Lineage and impact analysis#

A change to a source table can ripple through hundreds of features and dozens of models. The lineage graph answers:

  • “If I change events.user_sessions schema, what features break?”
  • “Model X regressed yesterday — what upstream features changed?”
  • “Re-train model Y from scratch — what raw datasets and transform versions are needed?”

This is a graph database problem; storage is small (~millions of nodes), updates are infrequent.

Freshness SLAs and monitoring#

Each feature declares a freshness SLA: “this feature is at most 10 minutes stale”. The control plane monitors the actual freshness (timestamp of latest write per feature). If SLA is violated:

  • Alert the feature owner.
  • Optionally route inference to a fallback (older value, default, model-side handling).
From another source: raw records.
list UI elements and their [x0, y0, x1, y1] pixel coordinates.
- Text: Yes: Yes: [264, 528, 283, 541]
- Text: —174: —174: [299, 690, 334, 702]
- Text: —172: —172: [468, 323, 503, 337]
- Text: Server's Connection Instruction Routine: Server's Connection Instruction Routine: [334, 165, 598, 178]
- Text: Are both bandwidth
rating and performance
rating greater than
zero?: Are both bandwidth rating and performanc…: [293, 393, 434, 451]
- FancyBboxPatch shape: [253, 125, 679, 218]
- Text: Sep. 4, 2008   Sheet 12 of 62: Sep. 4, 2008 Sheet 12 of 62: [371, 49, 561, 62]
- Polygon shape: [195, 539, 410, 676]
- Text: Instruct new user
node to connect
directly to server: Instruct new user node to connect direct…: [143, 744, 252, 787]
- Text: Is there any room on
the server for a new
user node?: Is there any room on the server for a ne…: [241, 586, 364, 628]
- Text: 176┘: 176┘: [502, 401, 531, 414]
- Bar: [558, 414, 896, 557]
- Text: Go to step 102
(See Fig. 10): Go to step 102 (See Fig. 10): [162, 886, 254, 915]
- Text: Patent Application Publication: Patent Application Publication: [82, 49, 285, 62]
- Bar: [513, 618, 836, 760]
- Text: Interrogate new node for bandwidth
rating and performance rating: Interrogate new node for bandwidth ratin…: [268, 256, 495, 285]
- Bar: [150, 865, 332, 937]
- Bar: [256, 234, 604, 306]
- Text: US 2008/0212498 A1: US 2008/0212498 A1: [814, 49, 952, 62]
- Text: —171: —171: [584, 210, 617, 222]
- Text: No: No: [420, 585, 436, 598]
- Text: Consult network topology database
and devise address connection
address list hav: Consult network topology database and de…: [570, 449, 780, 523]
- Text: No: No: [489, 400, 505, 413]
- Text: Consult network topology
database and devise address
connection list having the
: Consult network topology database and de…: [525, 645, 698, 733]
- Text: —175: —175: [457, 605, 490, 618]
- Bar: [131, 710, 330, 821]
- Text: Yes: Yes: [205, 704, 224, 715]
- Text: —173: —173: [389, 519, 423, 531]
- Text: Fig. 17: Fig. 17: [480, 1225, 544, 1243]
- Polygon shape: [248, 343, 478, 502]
Step 7 — Evaluation & Trade-offs#

Bottleneck #1: online feature read fanout. A model needing 1000 features at 1 ms each is the worst case. Real systems aggressively co-locate features per entity (packed rows) and accept that the rare cross-entity feature lookup costs more. New models are constrained to feature sets within bandwidth budget.

Bottleneck #2: backfill cost. A new feature retroactively computed over 2 years of events is a multi-hour Spark job at petabyte scale. The control plane queues backfills with priority lanes so they don’t starve everyday batch jobs.

Bottleneck #3: vector index update latency. HNSW supports incremental insertion but degrades with high churn; periodic full rebuild is required. For high-churn corpora (e.g., LLM context retrieval over user docs), the rebuild cadence becomes critical.

Alternative I’d push back on: skipping the feature store and computing features inline in model code. Looks lean for one model; becomes spaghetti when 50 models share inputs. The feature store’s main job is forcing one canonical definition per feature — that’s the hard organizational win, not the technology.

What breaks first at 10× scale: lineage graph maintenance. A graph with 100s of millions of edges across thousands of teams becomes unmanageable without strict naming conventions and per-team ownership boundaries. The technical bottleneck is light; the organizational one is real.

Companies this resembles#

Uber Michelangelo, Airbnb Zipline, Meta FBLearner, Netflix’s metaflow ecosystem, LinkedIn’s Liger, Tecton (commercial Feast-like), Databricks Feature Engineering, Pinecone / Weaviate / Qdrant on the vector side.